If it weren’t for James K. Polk, you would be blogging from San Jose, Mexico.
Polk also brought Texas into the Union. Just imagine if the Dallas Cowboys represented the Texas Republic… He had limited goals as a president, he achieved them, and then he left office. We won’t see another one like him.
Check out Polk’s position in these presidental rankings: http://en.wikipedia.org/wiki/Historical_rankings_of_United_States_Presidents
He’s 10th or 11th in the rankings among scholars, but lower among the general public, behind more famous ones.
There’s also a great song about JKP by They Might Be Giants.
I would put Ernest Lawrence instead of Enrico Fermi. Lawrence started the idea of big machine science, and put Northern California on the map for the location of science and technology.
I’m not certain Woodrow Wilson belongs on this list.
Wayne: Wilson belongs, although maybe not so high on it. Being “influential” doesn’t have to be a good influence – and I like the way they phrased his entry, leaving it to us to judge whether it was good or bad.
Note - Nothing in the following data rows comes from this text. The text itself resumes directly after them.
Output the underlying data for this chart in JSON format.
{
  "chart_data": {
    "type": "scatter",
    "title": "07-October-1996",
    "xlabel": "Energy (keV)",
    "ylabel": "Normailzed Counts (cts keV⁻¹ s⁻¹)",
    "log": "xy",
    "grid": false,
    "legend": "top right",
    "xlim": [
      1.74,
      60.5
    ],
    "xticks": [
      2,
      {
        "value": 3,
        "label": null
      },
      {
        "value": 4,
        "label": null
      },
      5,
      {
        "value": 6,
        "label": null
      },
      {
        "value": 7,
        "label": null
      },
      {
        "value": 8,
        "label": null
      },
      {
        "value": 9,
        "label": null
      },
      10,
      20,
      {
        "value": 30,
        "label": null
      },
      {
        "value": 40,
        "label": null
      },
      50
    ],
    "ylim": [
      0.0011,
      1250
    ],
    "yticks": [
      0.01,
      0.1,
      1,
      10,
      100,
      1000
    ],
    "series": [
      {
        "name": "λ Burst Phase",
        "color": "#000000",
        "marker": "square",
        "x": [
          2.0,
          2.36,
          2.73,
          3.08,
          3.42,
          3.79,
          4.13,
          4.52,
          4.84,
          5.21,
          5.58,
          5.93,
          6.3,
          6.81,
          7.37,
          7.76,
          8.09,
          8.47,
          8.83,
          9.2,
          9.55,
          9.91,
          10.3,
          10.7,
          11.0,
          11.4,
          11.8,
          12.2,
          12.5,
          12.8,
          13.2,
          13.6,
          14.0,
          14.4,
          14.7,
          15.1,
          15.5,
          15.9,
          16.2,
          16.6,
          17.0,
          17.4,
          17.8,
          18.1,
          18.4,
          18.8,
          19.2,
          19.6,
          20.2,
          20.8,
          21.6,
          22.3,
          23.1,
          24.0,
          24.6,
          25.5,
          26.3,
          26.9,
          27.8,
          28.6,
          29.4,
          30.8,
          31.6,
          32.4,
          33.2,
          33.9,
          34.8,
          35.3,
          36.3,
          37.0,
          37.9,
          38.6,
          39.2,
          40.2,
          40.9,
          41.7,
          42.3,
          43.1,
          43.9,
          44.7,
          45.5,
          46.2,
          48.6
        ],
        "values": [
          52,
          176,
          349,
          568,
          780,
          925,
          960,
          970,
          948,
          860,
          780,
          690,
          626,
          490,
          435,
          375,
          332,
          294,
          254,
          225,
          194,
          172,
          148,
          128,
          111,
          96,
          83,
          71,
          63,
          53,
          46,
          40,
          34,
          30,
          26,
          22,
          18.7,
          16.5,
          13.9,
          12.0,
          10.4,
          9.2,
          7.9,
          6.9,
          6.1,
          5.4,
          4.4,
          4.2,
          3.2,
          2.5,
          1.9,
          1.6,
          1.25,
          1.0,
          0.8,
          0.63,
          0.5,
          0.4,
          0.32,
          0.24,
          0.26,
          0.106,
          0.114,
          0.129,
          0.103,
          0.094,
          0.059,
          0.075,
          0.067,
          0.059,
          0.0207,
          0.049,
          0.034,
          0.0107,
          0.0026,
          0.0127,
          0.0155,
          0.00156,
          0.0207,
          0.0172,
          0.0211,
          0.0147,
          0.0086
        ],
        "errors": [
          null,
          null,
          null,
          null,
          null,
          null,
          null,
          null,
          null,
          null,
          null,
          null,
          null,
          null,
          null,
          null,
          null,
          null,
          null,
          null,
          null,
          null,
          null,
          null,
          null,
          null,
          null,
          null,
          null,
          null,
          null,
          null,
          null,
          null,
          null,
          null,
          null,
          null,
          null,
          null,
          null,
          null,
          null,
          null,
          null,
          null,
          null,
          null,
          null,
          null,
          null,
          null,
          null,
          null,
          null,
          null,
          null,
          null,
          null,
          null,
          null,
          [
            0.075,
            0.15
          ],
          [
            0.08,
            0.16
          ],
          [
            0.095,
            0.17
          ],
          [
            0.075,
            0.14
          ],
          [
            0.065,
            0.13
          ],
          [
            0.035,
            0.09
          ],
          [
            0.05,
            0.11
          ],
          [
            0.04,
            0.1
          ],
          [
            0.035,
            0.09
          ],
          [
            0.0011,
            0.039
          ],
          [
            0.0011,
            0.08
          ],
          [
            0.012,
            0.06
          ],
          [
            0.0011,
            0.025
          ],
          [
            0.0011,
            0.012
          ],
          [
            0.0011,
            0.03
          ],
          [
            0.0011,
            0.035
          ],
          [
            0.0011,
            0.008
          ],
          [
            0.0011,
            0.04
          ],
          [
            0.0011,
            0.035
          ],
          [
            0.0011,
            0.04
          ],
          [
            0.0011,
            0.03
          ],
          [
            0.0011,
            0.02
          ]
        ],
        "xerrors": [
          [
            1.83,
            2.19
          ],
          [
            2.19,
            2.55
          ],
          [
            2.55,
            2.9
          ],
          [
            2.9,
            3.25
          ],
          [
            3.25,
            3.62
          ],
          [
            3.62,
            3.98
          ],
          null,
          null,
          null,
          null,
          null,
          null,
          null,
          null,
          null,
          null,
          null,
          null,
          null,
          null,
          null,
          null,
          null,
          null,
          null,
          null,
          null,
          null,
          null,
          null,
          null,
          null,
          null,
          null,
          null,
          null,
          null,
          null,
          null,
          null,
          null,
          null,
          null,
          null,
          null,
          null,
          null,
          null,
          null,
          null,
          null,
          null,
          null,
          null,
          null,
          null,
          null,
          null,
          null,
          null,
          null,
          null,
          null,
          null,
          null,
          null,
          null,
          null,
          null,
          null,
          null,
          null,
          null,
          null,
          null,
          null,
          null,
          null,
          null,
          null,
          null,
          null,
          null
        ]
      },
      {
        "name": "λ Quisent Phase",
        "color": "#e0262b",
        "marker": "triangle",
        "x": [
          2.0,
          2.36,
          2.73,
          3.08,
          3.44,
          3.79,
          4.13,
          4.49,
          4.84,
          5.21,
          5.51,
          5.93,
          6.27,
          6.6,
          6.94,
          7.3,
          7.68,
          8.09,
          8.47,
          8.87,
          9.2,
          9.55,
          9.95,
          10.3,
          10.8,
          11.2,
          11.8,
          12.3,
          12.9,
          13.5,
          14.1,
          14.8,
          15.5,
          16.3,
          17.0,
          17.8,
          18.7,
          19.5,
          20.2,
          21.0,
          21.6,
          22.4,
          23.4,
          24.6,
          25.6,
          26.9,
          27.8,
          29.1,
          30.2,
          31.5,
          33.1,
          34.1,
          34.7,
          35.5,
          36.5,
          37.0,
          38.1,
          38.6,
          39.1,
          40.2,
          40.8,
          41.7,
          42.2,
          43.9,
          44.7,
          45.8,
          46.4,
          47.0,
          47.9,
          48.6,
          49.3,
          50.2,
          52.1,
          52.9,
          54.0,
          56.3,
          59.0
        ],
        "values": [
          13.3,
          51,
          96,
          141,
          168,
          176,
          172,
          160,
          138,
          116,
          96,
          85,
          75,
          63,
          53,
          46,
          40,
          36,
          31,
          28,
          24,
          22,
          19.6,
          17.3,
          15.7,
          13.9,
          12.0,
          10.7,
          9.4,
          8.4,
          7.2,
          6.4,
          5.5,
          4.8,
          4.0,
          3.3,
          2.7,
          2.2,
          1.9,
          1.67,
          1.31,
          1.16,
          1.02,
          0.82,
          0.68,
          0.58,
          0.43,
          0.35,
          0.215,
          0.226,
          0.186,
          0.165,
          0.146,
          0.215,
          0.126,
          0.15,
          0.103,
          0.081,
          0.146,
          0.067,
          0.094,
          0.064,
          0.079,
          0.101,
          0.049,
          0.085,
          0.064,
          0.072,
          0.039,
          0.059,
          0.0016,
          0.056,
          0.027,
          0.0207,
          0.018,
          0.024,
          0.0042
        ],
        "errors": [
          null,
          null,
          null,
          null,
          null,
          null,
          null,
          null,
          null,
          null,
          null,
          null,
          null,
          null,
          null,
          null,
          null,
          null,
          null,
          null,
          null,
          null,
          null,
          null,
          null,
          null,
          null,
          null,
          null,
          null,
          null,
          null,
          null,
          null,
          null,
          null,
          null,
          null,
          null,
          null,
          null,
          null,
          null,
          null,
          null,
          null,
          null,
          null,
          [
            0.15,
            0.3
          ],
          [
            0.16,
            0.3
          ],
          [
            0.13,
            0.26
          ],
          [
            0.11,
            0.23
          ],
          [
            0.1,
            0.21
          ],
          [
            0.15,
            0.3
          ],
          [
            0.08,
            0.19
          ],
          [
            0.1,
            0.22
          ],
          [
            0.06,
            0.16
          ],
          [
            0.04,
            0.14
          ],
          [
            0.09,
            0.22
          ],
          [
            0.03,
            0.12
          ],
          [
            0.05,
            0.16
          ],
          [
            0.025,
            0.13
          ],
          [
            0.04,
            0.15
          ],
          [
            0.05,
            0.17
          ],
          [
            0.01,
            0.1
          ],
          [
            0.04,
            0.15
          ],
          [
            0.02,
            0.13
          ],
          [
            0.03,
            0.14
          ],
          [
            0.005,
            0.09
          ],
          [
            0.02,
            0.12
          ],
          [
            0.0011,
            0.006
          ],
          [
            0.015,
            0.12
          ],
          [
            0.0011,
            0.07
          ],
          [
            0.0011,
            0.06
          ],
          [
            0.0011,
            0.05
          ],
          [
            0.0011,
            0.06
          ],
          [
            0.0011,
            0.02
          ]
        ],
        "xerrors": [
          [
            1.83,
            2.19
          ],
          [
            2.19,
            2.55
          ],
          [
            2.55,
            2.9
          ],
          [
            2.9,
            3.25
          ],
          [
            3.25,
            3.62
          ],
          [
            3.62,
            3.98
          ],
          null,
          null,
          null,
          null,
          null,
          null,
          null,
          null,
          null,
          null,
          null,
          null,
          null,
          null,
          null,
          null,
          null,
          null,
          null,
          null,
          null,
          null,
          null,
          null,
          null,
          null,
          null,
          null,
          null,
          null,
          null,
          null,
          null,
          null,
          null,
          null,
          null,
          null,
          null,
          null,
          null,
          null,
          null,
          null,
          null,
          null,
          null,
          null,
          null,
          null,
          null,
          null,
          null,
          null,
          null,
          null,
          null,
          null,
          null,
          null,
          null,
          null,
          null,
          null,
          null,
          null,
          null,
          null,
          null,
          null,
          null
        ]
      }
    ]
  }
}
Polk certainly should be higher than #50.
I didn’t find Teddy Roosevelt on the list. Certainly he belongs there.
TR is #15.
Milton Friedman less influence than Betty Freidan? Norman Borlaug less influence than anybody?
> Wilson belongs, although maybe not so high on it.
Why? He was the first Southern president since the Second War for Southern Independence. He was president of UVA. He didn’t support England, France and Canada in the War against the Kaiser until late in the War. He was incapacitated by the end of the engagement, so the English and French were able to set the stage for WWII. The League of Nations, which he supported, ended up being of no particular value. There is a bridge on the DC beltway bearing his name.
Sorry .. Not certain I see Wilson’s value to be on this list. How about the Wright Brothers, or Seymour Cray, or George Westinghouse? William Randolph Hurst, or Horace Greeley?